The internet has been down at our house following a patch of stormy weather. In some ways, the outage has been a blessing, but being disconnected has also been inconvenient. Hence, this late post on “What’s Brewing” is brought to you from my favorite booth at Great Lakes Chocolate and Coffee (where the Pandora station is down but the Wi-Fi is free.)
The world is made up of interesting people, and lots of them show up at my coffee shop — on both sides of the counter.
My co-workers are mostly 20-something females. I have many opportunities to relate to young adults in a number of venues (my kids’ friends, for one), so I’m pretty comfortable around them. But I’ve had to remember to leave my “mom hat” at home when I work a shift at Great Lakes Chocolate and Coffee. We’re just co-workers and they aren’t here for parental advice.

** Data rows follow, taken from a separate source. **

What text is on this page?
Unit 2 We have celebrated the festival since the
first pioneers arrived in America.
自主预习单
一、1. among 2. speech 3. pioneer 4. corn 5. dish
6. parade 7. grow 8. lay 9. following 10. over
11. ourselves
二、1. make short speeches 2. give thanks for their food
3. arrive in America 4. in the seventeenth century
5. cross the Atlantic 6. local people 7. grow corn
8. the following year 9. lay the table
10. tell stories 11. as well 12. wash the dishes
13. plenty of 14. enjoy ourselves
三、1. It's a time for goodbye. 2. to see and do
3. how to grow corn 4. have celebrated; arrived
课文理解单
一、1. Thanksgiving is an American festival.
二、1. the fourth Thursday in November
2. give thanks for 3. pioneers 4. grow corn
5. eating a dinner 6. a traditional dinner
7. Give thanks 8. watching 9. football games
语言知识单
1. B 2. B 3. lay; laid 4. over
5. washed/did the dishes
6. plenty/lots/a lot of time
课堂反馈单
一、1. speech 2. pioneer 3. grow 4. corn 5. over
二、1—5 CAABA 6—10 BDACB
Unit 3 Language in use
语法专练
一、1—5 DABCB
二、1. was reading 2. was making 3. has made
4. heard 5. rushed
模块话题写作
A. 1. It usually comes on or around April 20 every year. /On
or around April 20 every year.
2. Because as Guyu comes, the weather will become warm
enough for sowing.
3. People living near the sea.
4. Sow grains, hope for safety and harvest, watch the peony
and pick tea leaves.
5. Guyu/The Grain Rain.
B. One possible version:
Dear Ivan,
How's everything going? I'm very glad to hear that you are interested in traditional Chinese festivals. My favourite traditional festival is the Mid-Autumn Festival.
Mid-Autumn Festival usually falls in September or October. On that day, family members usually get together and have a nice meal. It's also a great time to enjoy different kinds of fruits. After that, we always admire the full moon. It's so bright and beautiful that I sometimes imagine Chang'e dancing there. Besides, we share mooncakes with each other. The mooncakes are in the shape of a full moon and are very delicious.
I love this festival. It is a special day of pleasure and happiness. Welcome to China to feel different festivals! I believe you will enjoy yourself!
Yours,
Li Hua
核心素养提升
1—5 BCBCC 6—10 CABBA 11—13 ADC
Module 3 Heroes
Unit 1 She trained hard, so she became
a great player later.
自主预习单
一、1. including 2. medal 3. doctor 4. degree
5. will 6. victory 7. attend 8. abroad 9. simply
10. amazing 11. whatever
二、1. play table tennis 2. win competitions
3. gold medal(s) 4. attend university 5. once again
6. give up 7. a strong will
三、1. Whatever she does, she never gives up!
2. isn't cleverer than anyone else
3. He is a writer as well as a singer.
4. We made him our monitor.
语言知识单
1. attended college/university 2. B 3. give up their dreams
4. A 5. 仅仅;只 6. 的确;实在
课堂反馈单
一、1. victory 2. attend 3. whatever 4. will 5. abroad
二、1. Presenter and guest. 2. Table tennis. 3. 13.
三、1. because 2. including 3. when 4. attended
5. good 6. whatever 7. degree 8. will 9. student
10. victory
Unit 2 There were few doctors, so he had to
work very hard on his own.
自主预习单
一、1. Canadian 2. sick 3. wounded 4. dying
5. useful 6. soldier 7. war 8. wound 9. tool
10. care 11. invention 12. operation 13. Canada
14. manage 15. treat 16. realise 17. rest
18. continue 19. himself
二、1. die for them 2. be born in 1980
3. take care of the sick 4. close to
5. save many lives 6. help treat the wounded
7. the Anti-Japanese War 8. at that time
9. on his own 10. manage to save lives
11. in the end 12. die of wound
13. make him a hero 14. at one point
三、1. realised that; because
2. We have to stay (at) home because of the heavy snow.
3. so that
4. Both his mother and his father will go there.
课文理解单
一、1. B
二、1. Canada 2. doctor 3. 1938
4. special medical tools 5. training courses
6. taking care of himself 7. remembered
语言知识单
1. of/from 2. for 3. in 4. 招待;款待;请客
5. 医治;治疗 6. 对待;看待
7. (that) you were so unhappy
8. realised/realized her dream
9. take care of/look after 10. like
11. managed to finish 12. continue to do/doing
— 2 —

However, watching them interact with one another and with the customers, I can’t help but begin to care about the issues they bring with them to their work shift.
There’s the stressed-out single Mom who works this and another job to make ends meet. And the college students who are juggling summer classes while working nearly full-time, wondering just where that expensive college degree will take them. And the girl who hasn’t yet figured out what she wants, but knows she needs a job to get there.
For the most part, they are professional and responsible, and they don’t let “life” infringe on work. They really expect and deserve to be treated like the self-sufficient, competent young women they are.
So I when I walk through the front door, I tuck the “mom hat” into my purse.
But that doesn’t shut down my “mom heart”.
As I prepare today to spend the next several hours working alongside one of these young ones, tumbling around in my head are words that I wish I had heard at their age, wisdom that jumped off the page to me as I spent some early morning moments on my front porch today — just me, God and the birds. And these inspired words:
“If we have found peace, it is only because we have found the end of self.” Steven James
From my vantage point — 60+ years down the road — these words hold a lot of truth. At 20-something, I doubt I would have listened or cared.
But if I shared them with my young co-workers, I would add this:
All that is crazy and seemingly out of control in your world today…
All that seems so important and life-changing…
Everything that appears to hold the key to your future happiness…
All those good and necessary things don’t stand up to the peace that comes from knowing “self” can’t possibly have all the answers. Even the most competent and wise among us will someday figure out that peace — contentment, satisfaction, success — only comes when we demand less of ourselves and pray more.
That’s what my “mom heart” would have them know.